Cuomo: GOP Tax Reform Bill Would ‘Rape and Pillage’ New York

Andrew Cuomo/ Getty Images
Andrew Cuomo / Getty Images

New York Gov. Andrew Cuomo (D.) suggested that the Republican tax reform plan would "rape and pillage" New York as he called for New York's Republican congressmen to vote against the legislation.

"Let Rep. Lee [Zeldin] say ‘I’ll resign. Let [Rep. Peter] King say ‘I’ll resign.’ Let [Rep. John] Faso say ‘I’ll resign. I didn’t come down to Congress to rape and pillage the people of my district," Cuomo said of the New York Republicans while speaking to editorial board members in New York last week.

The New York governor mainly took issue with the proposed repeal of state and local tax deductions, which would prevent New York residents who itemize from writing off property and state income taxes on their federal returns, USA Today affiliate Lohud reported.

Faso said Cuomo's "rape and pillage" comments went too far.

"Gov.
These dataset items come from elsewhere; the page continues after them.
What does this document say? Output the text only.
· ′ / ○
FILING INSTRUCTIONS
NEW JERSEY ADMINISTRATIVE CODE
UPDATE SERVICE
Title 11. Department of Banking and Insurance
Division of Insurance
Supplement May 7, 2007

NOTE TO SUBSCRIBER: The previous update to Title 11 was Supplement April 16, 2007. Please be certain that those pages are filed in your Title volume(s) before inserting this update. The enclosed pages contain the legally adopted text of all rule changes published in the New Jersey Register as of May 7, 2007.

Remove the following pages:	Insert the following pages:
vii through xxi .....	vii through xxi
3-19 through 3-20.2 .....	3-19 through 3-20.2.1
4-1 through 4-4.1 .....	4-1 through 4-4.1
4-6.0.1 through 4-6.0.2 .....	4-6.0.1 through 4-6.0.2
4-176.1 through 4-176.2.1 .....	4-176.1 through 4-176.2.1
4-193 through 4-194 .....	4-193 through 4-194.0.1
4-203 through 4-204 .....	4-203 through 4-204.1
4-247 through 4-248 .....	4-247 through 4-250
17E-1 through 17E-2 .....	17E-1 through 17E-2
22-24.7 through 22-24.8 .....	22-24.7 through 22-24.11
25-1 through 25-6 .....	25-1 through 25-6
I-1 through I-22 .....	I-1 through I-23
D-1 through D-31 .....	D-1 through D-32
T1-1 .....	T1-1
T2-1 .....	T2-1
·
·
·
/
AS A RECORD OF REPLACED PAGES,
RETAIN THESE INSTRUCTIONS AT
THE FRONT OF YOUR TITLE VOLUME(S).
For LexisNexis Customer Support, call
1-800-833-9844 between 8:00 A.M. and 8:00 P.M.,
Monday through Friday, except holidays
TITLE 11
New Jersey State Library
Cuomo’s comments are outrageous, particularly in regard to national news about sexual harassment over the past few weeks," Faso said in a statement. "He needs to be more careful in his choice of words."

Zeldin wrote that Cuomo should focus on tax relief.

"I'm really quite disappointed that he is left with ZERO focus or any new ideas at all on how Albany can deliver desperately needed tax relief," Zeldin wrote.

King said he was surprised and disappointed by Cuomo's remarks.

"I called him over the weekend and he got back to me, and I'll just leave it that we, I believe, have resolved our differences," King said. "I don't resign. I stand and fight."

Cuomo has frequently feuded with Republican lawmakers in his state. In October, he called New York Republican congressmen "Benedict Arnolds" in response to their support for the 2018 fiscal year budget in the House. The reference to the American Revolutionary War general infamous for switching sides to the British reflected Cuomo's view that New York Republican's support for the budget was a betrayal to New York's best interests.